To establish and validate a model based on hyperdense middle cerebral artery sign (HMCAS) radiomics features for predicting hemorrhagic transformation (HT) in patients with acute ischemic stroke (AIS) after endovascular treatment (EVT).
Patients with AIS who presented with HMCAS on non-contrast computed tomography (NCCT) at admission and underwent EVT at three comprehensive hospitals between June 2020 and January 2024 were recruited for this retrospective study. A radiomics model was constructed using the HMCAS radiomics features most strongly associated with HT. In addition, clinical and radiological independent factors associated with HT were identified. Subsequently, a combined model incorporating radiomics features and independent risk factors was developed via multivariate logistic regression and presented as a nomogram. The models were evaluated via receiver operating characteristic curve, calibration curve, and decision curve analysis.
Of the 118 patients, 71 (60.17%) developed HT. The area under the curve (AUC) of the radiomics model was 0.873 (95% CI 0.797-0.935) in the training cohort and 0.851 (95%CI 0.721-0.942) in the test cohort. The Alberta Stroke Program Early CT score (ASPECTS) was the only independent predictor among 24 clinical and 4 radiological variables. The combined model further improved the predictive performance, with an AUC of 0.911 (95%CI 0.850-0.960) in the training cohort and 0.877 (95%CI 0.753-0.960) in the test cohort. Decision curve analysis demonstrated that the combined model had greater clinical utility for predicting HT.

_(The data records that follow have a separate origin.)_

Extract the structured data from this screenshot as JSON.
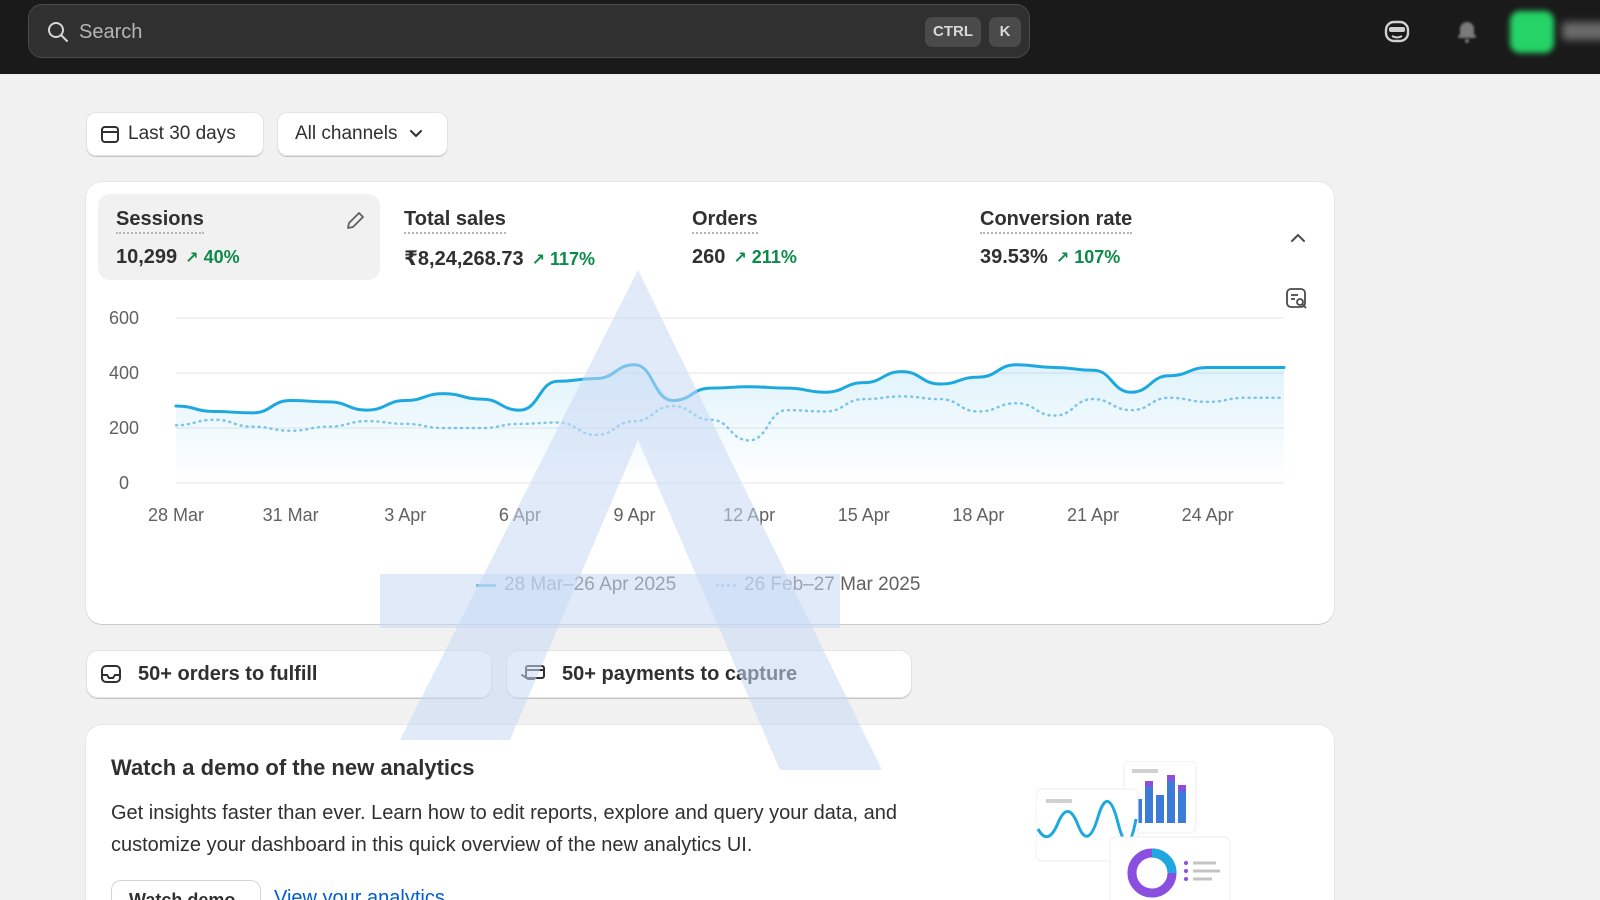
{
  "topbar": {
    "search_placeholder": "Search",
    "shortcut_ctrl": "CTRL",
    "shortcut_k": "K"
  },
  "filters": {
    "date_range": "Last 30 days",
    "channels": "All channels"
  },
  "metrics": [
    {
      "label": "Sessions",
      "value": "10,299",
      "delta": "40%"
    },
    {
      "label": "Total sales",
      "value": "₹8,24,268.73",
      "delta": "117%"
    },
    {
      "label": "Orders",
      "value": "260",
      "delta": "211%"
    },
    {
      "label": "Conversion rate",
      "value": "39.53%",
      "delta": "107%"
    }
  ],
  "chart_data": {
    "type": "line",
    "yticks": [
      "600",
      "400",
      "200",
      "0"
    ],
    "ylim": [
      0,
      600
    ],
    "categories": [
      "28 Mar",
      "31 Mar",
      "3 Apr",
      "6 Apr",
      "9 Apr",
      "12 Apr",
      "15 Apr",
      "18 Apr",
      "21 Apr",
      "24 Apr"
    ],
    "x": [
      "28 Mar",
      "29 Mar",
      "30 Mar",
      "31 Mar",
      "1 Apr",
      "2 Apr",
      "3 Apr",
      "4 Apr",
      "5 Apr",
      "6 Apr",
      "7 Apr",
      "8 Apr",
      "9 Apr",
      "10 Apr",
      "11 Apr",
      "12 Apr",
      "13 Apr",
      "14 Apr",
      "15 Apr",
      "16 Apr",
      "17 Apr",
      "18 Apr",
      "19 Apr",
      "20 Apr",
      "21 Apr",
      "22 Apr",
      "23 Apr",
      "24 Apr",
      "25 Apr",
      "26 Apr"
    ],
    "series": [
      {
        "name": "28 Mar–26 Apr 2025",
        "style": "solid",
        "color": "#1da9e0",
        "values": [
          280,
          260,
          255,
          300,
          295,
          265,
          300,
          325,
          305,
          265,
          370,
          380,
          430,
          300,
          345,
          350,
          345,
          330,
          365,
          405,
          360,
          385,
          430,
          420,
          410,
          330,
          390,
          420,
          420,
          420
        ]
      },
      {
        "name": "26 Feb–27 Mar 2025",
        "style": "dotted",
        "color": "#7cc4ea",
        "values": [
          210,
          230,
          205,
          190,
          205,
          225,
          215,
          200,
          200,
          215,
          220,
          175,
          225,
          280,
          230,
          155,
          265,
          260,
          305,
          315,
          305,
          260,
          290,
          245,
          305,
          265,
          310,
          295,
          310,
          310
        ]
      }
    ],
    "grid": true
  },
  "tasks": [
    {
      "label": "50+ orders to fulfill",
      "icon": "inbox-icon"
    },
    {
      "label": "50+ payments to capture",
      "icon": "payment-icon"
    }
  ],
  "demo": {
    "title": "Watch a demo of the new analytics",
    "body": "Get insights faster than ever. Learn how to edit reports, explore and query your data, and customize your dashboard in this quick overview of the new analytics UI.",
    "button": "Watch demo",
    "link": "View your analytics"
  },
  "colors": {
    "topbar": "#1a1a1a",
    "positive": "#0c8a4a",
    "line": "#1da9e0",
    "link": "#005bd3"
  }
}
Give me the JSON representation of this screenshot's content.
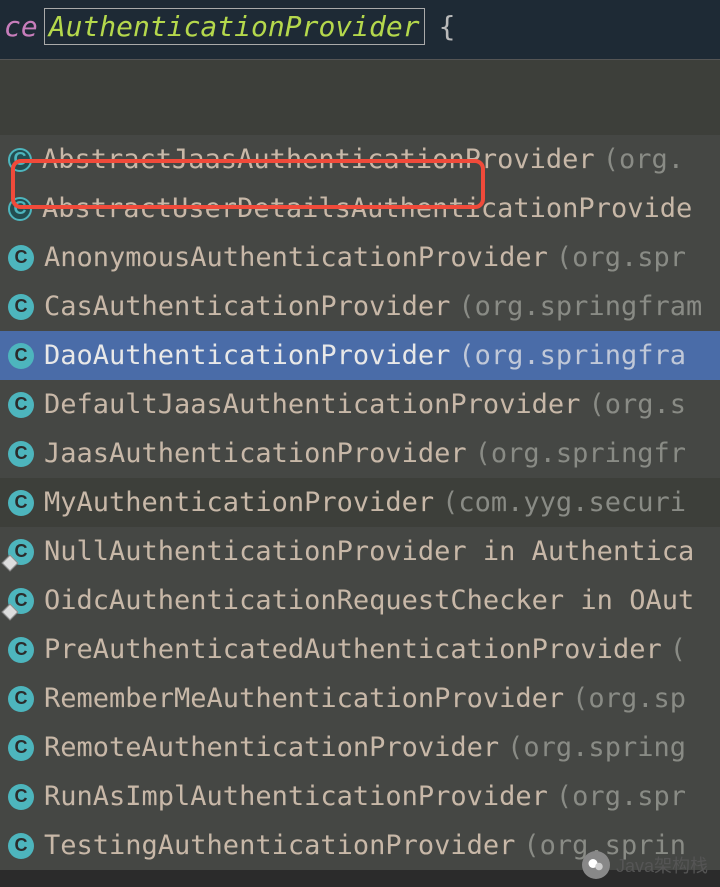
{
  "code": {
    "prefix": "ce",
    "className": "AuthenticationProvider",
    "brace": "{"
  },
  "completions": [
    {
      "name": "AbstractJaasAuthenticationProvider",
      "pkg": "(org.",
      "abstract": true,
      "badge": false
    },
    {
      "name": "AbstractUserDetailsAuthenticationProvide",
      "pkg": "",
      "abstract": true,
      "badge": false
    },
    {
      "name": "AnonymousAuthenticationProvider",
      "pkg": "(org.spr",
      "abstract": false,
      "badge": false
    },
    {
      "name": "CasAuthenticationProvider",
      "pkg": "(org.springfram",
      "abstract": false,
      "badge": false
    },
    {
      "name": "DaoAuthenticationProvider",
      "pkg": "(org.springfra",
      "abstract": false,
      "badge": false,
      "selected": true
    },
    {
      "name": "DefaultJaasAuthenticationProvider",
      "pkg": "(org.s",
      "abstract": false,
      "badge": false
    },
    {
      "name": "JaasAuthenticationProvider",
      "pkg": "(org.springfr",
      "abstract": false,
      "badge": false
    },
    {
      "name": "MyAuthenticationProvider",
      "pkg": "(com.yyg.securi",
      "abstract": false,
      "badge": false,
      "alt": true
    },
    {
      "name": "NullAuthenticationProvider in Authentica",
      "pkg": "",
      "abstract": false,
      "badge": true
    },
    {
      "name": "OidcAuthenticationRequestChecker in OAut",
      "pkg": "",
      "abstract": false,
      "badge": true
    },
    {
      "name": "PreAuthenticatedAuthenticationProvider",
      "pkg": "(",
      "abstract": false,
      "badge": false
    },
    {
      "name": "RememberMeAuthenticationProvider",
      "pkg": "(org.sp",
      "abstract": false,
      "badge": false
    },
    {
      "name": "RemoteAuthenticationProvider",
      "pkg": "(org.spring",
      "abstract": false,
      "badge": false
    },
    {
      "name": "RunAsImplAuthenticationProvider",
      "pkg": "(org.spr",
      "abstract": false,
      "badge": false
    },
    {
      "name": "TestingAuthenticationProvider",
      "pkg": "(org.sprin",
      "abstract": false,
      "badge": false
    }
  ],
  "watermark": {
    "text": "Java架构栈"
  }
}
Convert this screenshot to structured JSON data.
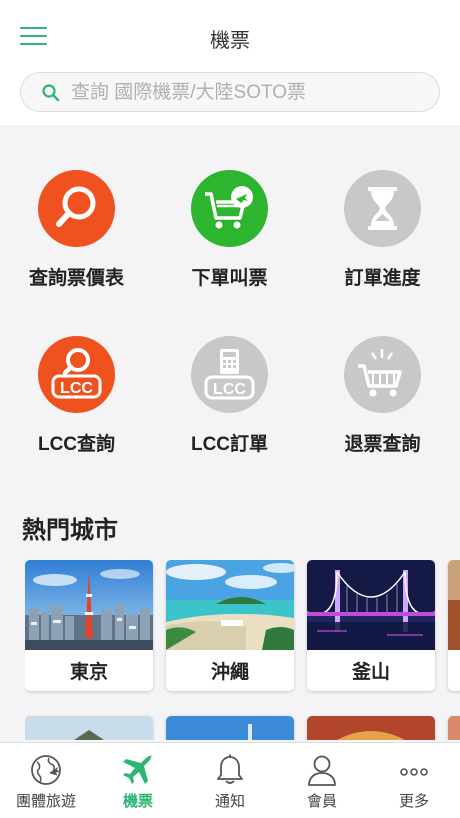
{
  "header": {
    "title": "機票",
    "search_placeholder": "查詢 國際機票/大陸SOTO票"
  },
  "menu": [
    {
      "label": "查詢票價表",
      "icon": "search-icon",
      "color": "#f0521f"
    },
    {
      "label": "下單叫票",
      "icon": "cart-plane-icon",
      "color": "#2db52f"
    },
    {
      "label": "訂單進度",
      "icon": "hourglass-icon",
      "color": "#c8c8c8"
    },
    {
      "label": "LCC查詢",
      "icon": "lcc-search-icon",
      "color": "#f0521f",
      "badge": "LCC"
    },
    {
      "label": "LCC訂單",
      "icon": "lcc-calculator-icon",
      "color": "#c8c8c8",
      "badge": "LCC"
    },
    {
      "label": "退票查詢",
      "icon": "cart-icon",
      "color": "#c8c8c8"
    }
  ],
  "popular": {
    "title": "熱門城市",
    "cities": [
      {
        "name": "東京"
      },
      {
        "name": "沖繩"
      },
      {
        "name": "釜山"
      }
    ]
  },
  "tabbar": [
    {
      "label": "團體旅遊",
      "icon": "globe-icon"
    },
    {
      "label": "機票",
      "icon": "airplane-icon",
      "active": true
    },
    {
      "label": "通知",
      "icon": "bell-icon"
    },
    {
      "label": "會員",
      "icon": "user-icon"
    },
    {
      "label": "更多",
      "icon": "more-icon"
    }
  ],
  "colors": {
    "accent": "#2bb673",
    "orange": "#f0521f",
    "green": "#2db52f",
    "grey": "#c8c8c8"
  }
}
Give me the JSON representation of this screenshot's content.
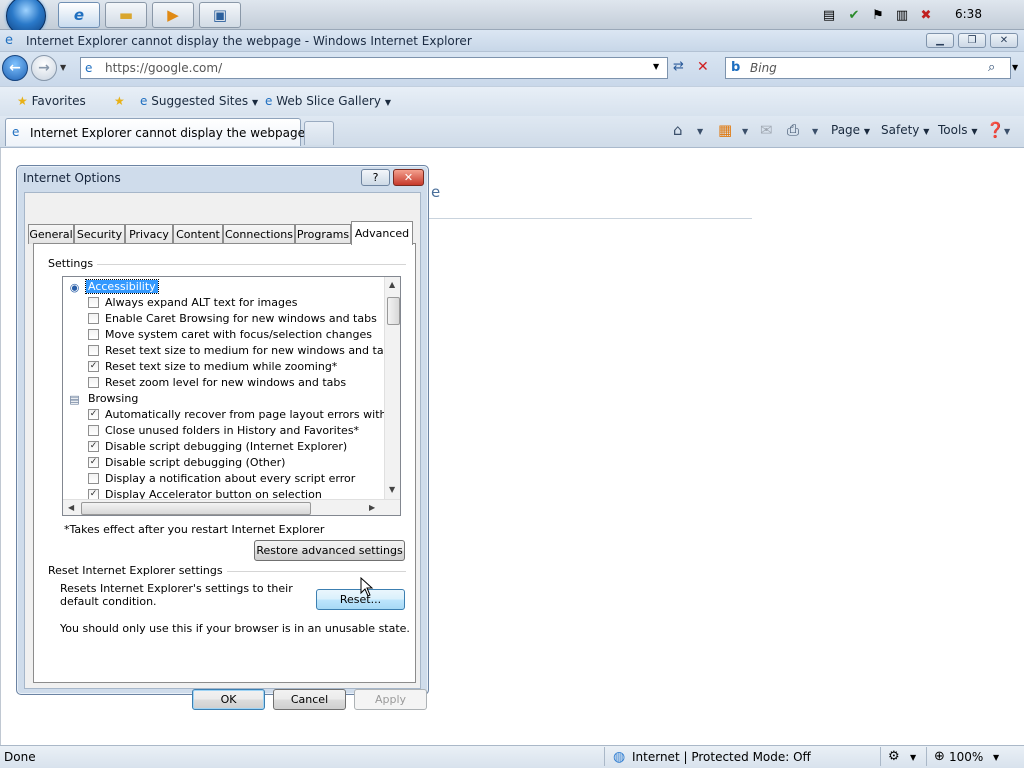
{
  "taskbar": {
    "clock": "6:38",
    "buttons": [
      {
        "name": "ie-taskbar-button",
        "icon": "ie-icon",
        "glyph": "e",
        "active": true
      },
      {
        "name": "explorer-taskbar-button",
        "icon": "folder-icon",
        "glyph": "▬"
      },
      {
        "name": "media-player-taskbar-button",
        "icon": "media-player-icon",
        "glyph": "▶"
      },
      {
        "name": "remote-desktop-taskbar-button",
        "icon": "monitor-icon",
        "glyph": "▣"
      }
    ]
  },
  "window": {
    "title": "Internet Explorer cannot display the webpage - Windows Internet Explorer"
  },
  "address_bar": {
    "url": "https://google.com/",
    "search_placeholder": "Bing"
  },
  "favorites_bar": {
    "favorites_label": "Favorites",
    "suggested_sites": "Suggested Sites",
    "web_slice_gallery": "Web Slice Gallery"
  },
  "tab": {
    "title": "Internet Explorer cannot display the webpage"
  },
  "command_bar": {
    "page": "Page",
    "safety": "Safety",
    "tools": "Tools"
  },
  "page": {
    "heading_fragment": "e"
  },
  "status_bar": {
    "status": "Done",
    "zone": "Internet | Protected Mode: Off",
    "zoom": "100%"
  },
  "dialog": {
    "title": "Internet Options",
    "tabs": [
      "General",
      "Security",
      "Privacy",
      "Content",
      "Connections",
      "Programs",
      "Advanced"
    ],
    "selected_tab": "Advanced",
    "settings_group_label": "Settings",
    "settings": [
      {
        "type": "category",
        "label": "Accessibility",
        "selected": true,
        "icon": "accessibility-icon"
      },
      {
        "type": "checkbox",
        "label": "Always expand ALT text for images",
        "checked": false
      },
      {
        "type": "checkbox",
        "label": "Enable Caret Browsing for new windows and tabs",
        "checked": false
      },
      {
        "type": "checkbox",
        "label": "Move system caret with focus/selection changes",
        "checked": false
      },
      {
        "type": "checkbox",
        "label": "Reset text size to medium for new windows and tabs",
        "checked": false
      },
      {
        "type": "checkbox",
        "label": "Reset text size to medium while zooming*",
        "checked": true
      },
      {
        "type": "checkbox",
        "label": "Reset zoom level for new windows and tabs",
        "checked": false
      },
      {
        "type": "category",
        "label": "Browsing",
        "selected": false,
        "icon": "browsing-icon"
      },
      {
        "type": "checkbox",
        "label": "Automatically recover from page layout errors with Compa",
        "checked": true
      },
      {
        "type": "checkbox",
        "label": "Close unused folders in History and Favorites*",
        "checked": false
      },
      {
        "type": "checkbox",
        "label": "Disable script debugging (Internet Explorer)",
        "checked": true
      },
      {
        "type": "checkbox",
        "label": "Disable script debugging (Other)",
        "checked": true
      },
      {
        "type": "checkbox",
        "label": "Display a notification about every script error",
        "checked": false
      },
      {
        "type": "checkbox",
        "label": "Display Accelerator button on selection",
        "checked": true
      }
    ],
    "restart_note": "*Takes effect after you restart Internet Explorer",
    "restore_button": "Restore advanced settings",
    "reset_group_label": "Reset Internet Explorer settings",
    "reset_description": "Resets Internet Explorer's settings to their default condition.",
    "reset_button": "Reset...",
    "reset_warning": "You should only use this if your browser is in an unusable state.",
    "ok_button": "OK",
    "cancel_button": "Cancel",
    "apply_button": "Apply"
  }
}
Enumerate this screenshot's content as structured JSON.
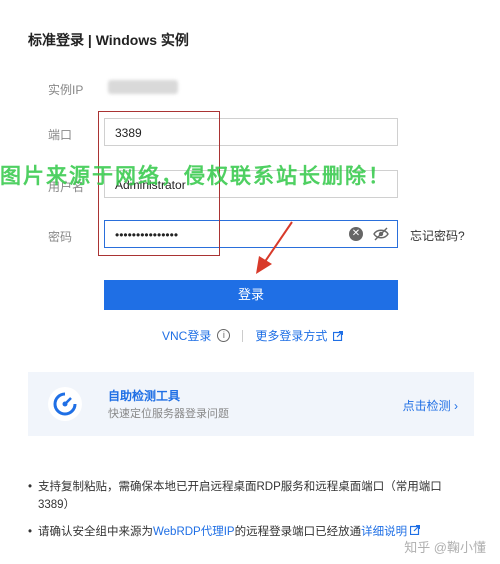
{
  "title": "标准登录 | Windows 实例",
  "form": {
    "ip_label": "实例IP",
    "port_label": "端口",
    "port_value": "3389",
    "user_label": "用户名",
    "user_value": "Administrator",
    "password_label": "密码",
    "password_masked": "•••••••••••••••",
    "forgot_label": "忘记密码?"
  },
  "watermark": "图片来源于网络，侵权联系站长删除！",
  "login_button": "登录",
  "alt_links": {
    "vnc": "VNC登录",
    "more": "更多登录方式"
  },
  "tool_card": {
    "name": "自助检测工具",
    "desc": "快速定位服务器登录问题",
    "link": "点击检测"
  },
  "notes": {
    "n1": "支持复制粘贴，需确保本地已开启远程桌面RDP服务和远程桌面端口（常用端口3389）",
    "n2_a": "请确认安全组中来源为",
    "n2_link": "WebRDP代理IP",
    "n2_b": "的远程登录端口已经放通",
    "n2_detail": "详细说明"
  },
  "footer_mark": "知乎 @鞠小懂",
  "colors": {
    "accent": "#1f6fe5",
    "highlight": "#a33333",
    "watermark": "#30c846"
  }
}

HMCAS-based radiomics is expected to be a reliable tool for predicting HT risk stratification in AIS patients after EVT.
建立并验证基于大脑中动脉高密度征(HMCAS)影像组学特征的模型,以预测急性缺血性卒中(AIS)患者血管内治疗(EVT)后出血性转化(HT)的发生情况。
本回顾性研究纳入了2020年6月至2024年1月期间在三家综合医院就诊、入院时非增强计算机断层扫描(NCCT)显示有HMCAS且接受了EVT的AIS患者。利用与HT相关性最强的HMCAS影像组学特征构建影像组学模型。此外,确定与HT相关的临床和影像学独立因素。随后,通过多因素逻辑回归建立了一个结合影像组学特征和独立危险因素的联合模型,并以列线图形式呈现。通过受试者工作特征曲线、校准曲线和决策曲线分析对模型进行评估。
118例患者中,71例(60.17%)发生了HT。影像组学模型在训练队列中的曲线下面积(AUC)为0.873(95%CI 0.797 - 0.935),在测试队列中为0.851(95%CI 0.721 - 0.942)。阿尔伯塔卒中项目早期CT评分(ASPECTS)是24个临床变量和4个影像学变量中唯一的独立预测因素。联合模型进一步提高了预测性能,在训练队列中的AUC为0.911(95%CI 0.850 - 0.960),在测试队列中为0.877(95%CI 0.753 - 0.960)。决策曲线分析表明,联合模型在预测HT方面具有更大的临床实用性。
基于HMCAS的影像组学有望成为预测AIS患者EVT后HT风险分层的可靠工具。